为什么有时候开启多进程模式速度反而慢? #63

piaolingxue · 2013-06-21T06:32:28Z

下面是我的测试代码

#!/usr/bin/python
# -*- coding: utf-8 -*-
import jieba
import time

def test_segment(parallel=False):
    """
    """
    if parallel:
        jieba.enable_parallel(2)
    start = time.time()
    with file('pins.json') as f:
        for line in f:
            words = jieba.cut(line)
            " ".join(words)
    f.closed
    print 'parallel:%s, time elapsed:%f second' % (parallel, time.time() - start)


def main():
    """
    """
    jieba.set_dictionary('data/dict.txt.big')
    jieba.initialize()
    test_segment()
    test_segment(True)

if __name__ == '__main__':
    main()

结果如下:

Building Trie..., from /home/matrix/workspace/huaban_segmentation_service/data/dict.txt.big
loading model from cache /tmp/jieba.user.5209089772060894903.cache
loading model cost  1.39316701889 seconds.
Trie has been built succesfully.
parallel:False, time elapsed:1.211206 second
parallel:True, time elapsed:2.321984 second

The text was updated successfully, but these errors were encountered:

fxsjy · 2013-06-21T06:42:49Z

@piaolingxue ，你好。看了一下你的代码，你是自行把文本按行分割后，再调用的jieba.cut方法，这样多进程加速的优势发挥不出来了。

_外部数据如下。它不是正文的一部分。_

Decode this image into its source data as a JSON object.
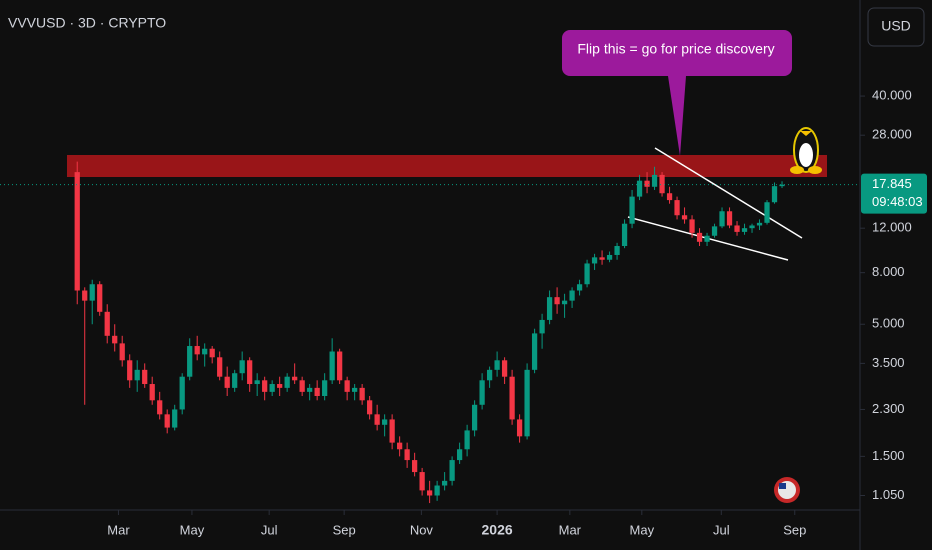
{
  "chart_data": {
    "type": "candlestick",
    "title": "VVVUSD · 3D · CRYPTO",
    "currency": "USD",
    "annotation": "Flip this = go for price discovery",
    "log_scale": true,
    "ylim": [
      0.92,
      96
    ],
    "xlim": [
      -10.3,
      104.4
    ],
    "up_color": "#089981",
    "down_color": "#f23645",
    "yticks": [
      {
        "value": 40,
        "label": "40.000"
      },
      {
        "value": 28,
        "label": "28.000"
      },
      {
        "value": 12,
        "label": "12.000"
      },
      {
        "value": 8,
        "label": "8.000"
      },
      {
        "value": 5,
        "label": "5.000"
      },
      {
        "value": 3.5,
        "label": "3.500"
      },
      {
        "value": 2.3,
        "label": "2.300"
      },
      {
        "value": 1.5,
        "label": "1.500"
      },
      {
        "value": 1.05,
        "label": "1.050"
      }
    ],
    "xticks": [
      {
        "value": 5.5,
        "label": "Mar"
      },
      {
        "value": 15.3,
        "label": "May"
      },
      {
        "value": 25.6,
        "label": "Jul"
      },
      {
        "value": 35.6,
        "label": "Sep"
      },
      {
        "value": 45.9,
        "label": "Nov"
      },
      {
        "value": 56,
        "label": "2026"
      },
      {
        "value": 65.7,
        "label": "Mar"
      },
      {
        "value": 75.3,
        "label": "May"
      },
      {
        "value": 85.9,
        "label": "Jul"
      },
      {
        "value": 95.7,
        "label": "Sep"
      }
    ],
    "last_price": 17.845,
    "countdown": "09:48:03",
    "ohlc": [
      [
        20,
        22,
        6,
        6.8
      ],
      [
        6.8,
        7,
        2.4,
        6.2
      ],
      [
        6.2,
        7.5,
        5,
        7.2
      ],
      [
        7.2,
        7.4,
        5.4,
        5.6
      ],
      [
        5.6,
        6,
        4.2,
        4.5
      ],
      [
        4.5,
        5,
        3.9,
        4.2
      ],
      [
        4.2,
        4.5,
        3.4,
        3.6
      ],
      [
        3.6,
        3.8,
        2.8,
        3.0
      ],
      [
        3.0,
        3.6,
        2.7,
        3.3
      ],
      [
        3.3,
        3.5,
        2.8,
        2.9
      ],
      [
        2.9,
        3.1,
        2.4,
        2.5
      ],
      [
        2.5,
        2.7,
        2.1,
        2.2
      ],
      [
        2.2,
        2.3,
        1.85,
        1.95
      ],
      [
        1.95,
        2.4,
        1.9,
        2.3
      ],
      [
        2.3,
        3.2,
        2.2,
        3.1
      ],
      [
        3.1,
        4.4,
        3.0,
        4.1
      ],
      [
        4.1,
        4.5,
        3.6,
        3.8
      ],
      [
        3.8,
        4.2,
        3.4,
        4.0
      ],
      [
        4.0,
        4.1,
        3.5,
        3.7
      ],
      [
        3.7,
        3.9,
        3.0,
        3.1
      ],
      [
        3.1,
        3.4,
        2.6,
        2.8
      ],
      [
        2.8,
        3.3,
        2.7,
        3.2
      ],
      [
        3.2,
        3.9,
        3.0,
        3.6
      ],
      [
        3.6,
        3.7,
        2.7,
        2.9
      ],
      [
        2.9,
        3.2,
        2.6,
        3.0
      ],
      [
        3.0,
        3.1,
        2.5,
        2.7
      ],
      [
        2.7,
        3.0,
        2.6,
        2.9
      ],
      [
        2.9,
        3.1,
        2.6,
        2.8
      ],
      [
        2.8,
        3.2,
        2.7,
        3.1
      ],
      [
        3.1,
        3.5,
        2.9,
        3.0
      ],
      [
        3.0,
        3.1,
        2.6,
        2.7
      ],
      [
        2.7,
        2.9,
        2.5,
        2.8
      ],
      [
        2.8,
        3.0,
        2.5,
        2.6
      ],
      [
        2.6,
        3.2,
        2.5,
        3.0
      ],
      [
        3.0,
        4.4,
        2.9,
        3.9
      ],
      [
        3.9,
        4.0,
        2.9,
        3.0
      ],
      [
        3.0,
        3.1,
        2.5,
        2.7
      ],
      [
        2.7,
        2.9,
        2.5,
        2.8
      ],
      [
        2.8,
        2.9,
        2.4,
        2.5
      ],
      [
        2.5,
        2.6,
        2.1,
        2.2
      ],
      [
        2.2,
        2.4,
        1.9,
        2.0
      ],
      [
        2.0,
        2.2,
        1.8,
        2.1
      ],
      [
        2.1,
        2.2,
        1.6,
        1.7
      ],
      [
        1.7,
        1.8,
        1.5,
        1.6
      ],
      [
        1.6,
        1.7,
        1.35,
        1.45
      ],
      [
        1.45,
        1.55,
        1.25,
        1.3
      ],
      [
        1.3,
        1.35,
        1.05,
        1.1
      ],
      [
        1.1,
        1.2,
        0.98,
        1.05
      ],
      [
        1.05,
        1.2,
        1.0,
        1.15
      ],
      [
        1.15,
        1.3,
        1.1,
        1.2
      ],
      [
        1.2,
        1.5,
        1.15,
        1.45
      ],
      [
        1.45,
        1.7,
        1.4,
        1.6
      ],
      [
        1.6,
        2.0,
        1.5,
        1.9
      ],
      [
        1.9,
        2.5,
        1.8,
        2.4
      ],
      [
        2.4,
        3.2,
        2.3,
        3.0
      ],
      [
        3.0,
        3.4,
        2.8,
        3.3
      ],
      [
        3.3,
        3.9,
        3.1,
        3.6
      ],
      [
        3.6,
        3.7,
        2.9,
        3.1
      ],
      [
        3.1,
        3.3,
        2.0,
        2.1
      ],
      [
        2.1,
        2.2,
        1.7,
        1.8
      ],
      [
        1.8,
        3.5,
        1.75,
        3.3
      ],
      [
        3.3,
        4.8,
        3.2,
        4.6
      ],
      [
        4.6,
        5.5,
        4.0,
        5.2
      ],
      [
        5.2,
        6.8,
        5.0,
        6.4
      ],
      [
        6.4,
        7.0,
        5.5,
        6.0
      ],
      [
        6.0,
        6.6,
        5.3,
        6.2
      ],
      [
        6.2,
        7.0,
        5.8,
        6.8
      ],
      [
        6.8,
        7.5,
        6.5,
        7.2
      ],
      [
        7.2,
        9.0,
        7.0,
        8.7
      ],
      [
        8.7,
        9.5,
        8.2,
        9.2
      ],
      [
        9.2,
        9.8,
        8.6,
        9.0
      ],
      [
        9.0,
        9.7,
        8.8,
        9.4
      ],
      [
        9.4,
        10.5,
        9.0,
        10.2
      ],
      [
        10.2,
        13,
        10,
        12.5
      ],
      [
        12.5,
        17,
        12,
        16
      ],
      [
        16,
        19.5,
        15.5,
        18.5
      ],
      [
        18.5,
        20,
        16.5,
        17.5
      ],
      [
        17.5,
        21,
        17,
        19.5
      ],
      [
        19.5,
        20,
        16,
        16.5
      ],
      [
        16.5,
        17.5,
        15,
        15.5
      ],
      [
        15.5,
        16,
        13,
        13.5
      ],
      [
        13.5,
        14.5,
        12.5,
        13
      ],
      [
        13,
        13.5,
        11,
        11.5
      ],
      [
        11.5,
        12,
        10.2,
        10.6
      ],
      [
        10.6,
        11.5,
        10.2,
        11.2
      ],
      [
        11.2,
        12.5,
        11,
        12.2
      ],
      [
        12.2,
        14.5,
        12,
        14
      ],
      [
        14,
        14.5,
        12,
        12.3
      ],
      [
        12.3,
        12.8,
        11.2,
        11.6
      ],
      [
        11.6,
        12.5,
        11.3,
        12
      ],
      [
        12,
        12.5,
        11.5,
        12.3
      ],
      [
        12.3,
        13,
        11.8,
        12.6
      ],
      [
        12.6,
        15.5,
        12.4,
        15.2
      ],
      [
        15.2,
        18.2,
        15,
        17.6
      ],
      [
        17.6,
        18.4,
        17.3,
        17.845
      ]
    ]
  }
}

结巴分词多进程模式的原理是这样的：对于一个大文本（比如10万行)，假设我们启用进程数是2，那么一个进程负责分割前5万行，另一个进程负责后5万行，两个进程同时运行。最后再把结果merge后返回。

由于你调用jieba.cut的时候，实际上只用于分割一行文本，因此只能由一个进程返回作用。

piaolingxue · 2013-06-21T06:47:55Z

嗯，明白了，也就是调用的时候多线程来调，我打算用tornado把jieba封装成web服务，客户端通过restful接口来调用，不知道效率怎么样

fxsjy · 2013-06-21T06:48:30Z

#!/usr/bin/python
# -*- coding: utf-8 -*-
import jieba
import time

def test_segment(parallel=False):
    """
    """
    if parallel:
        jieba.enable_parallel(2)
    start = time.time()
    with file('pins.json') as f:
            words = jieba.cut(f.read())
            " ".join(words)
    f.closed
    print 'parallel:%s, time elapsed:%f second' % (parallel, time.time() - start)


def main():
    """
    """
    jieba.set_dictionary('data/dict.txt.big')
    jieba.initialize()
    test_segment()
    test_segment(True)

if __name__ == '__main__':
    main()

fxsjy · 2013-06-21T06:51:06Z

@piaolingxue ，是多进程，不是多线程。我开始也想用多线程，但是后来发现Python对于CPU密集型的任务，在多线程下也不能利用多核CPU。因此，我才改为多进程实现的。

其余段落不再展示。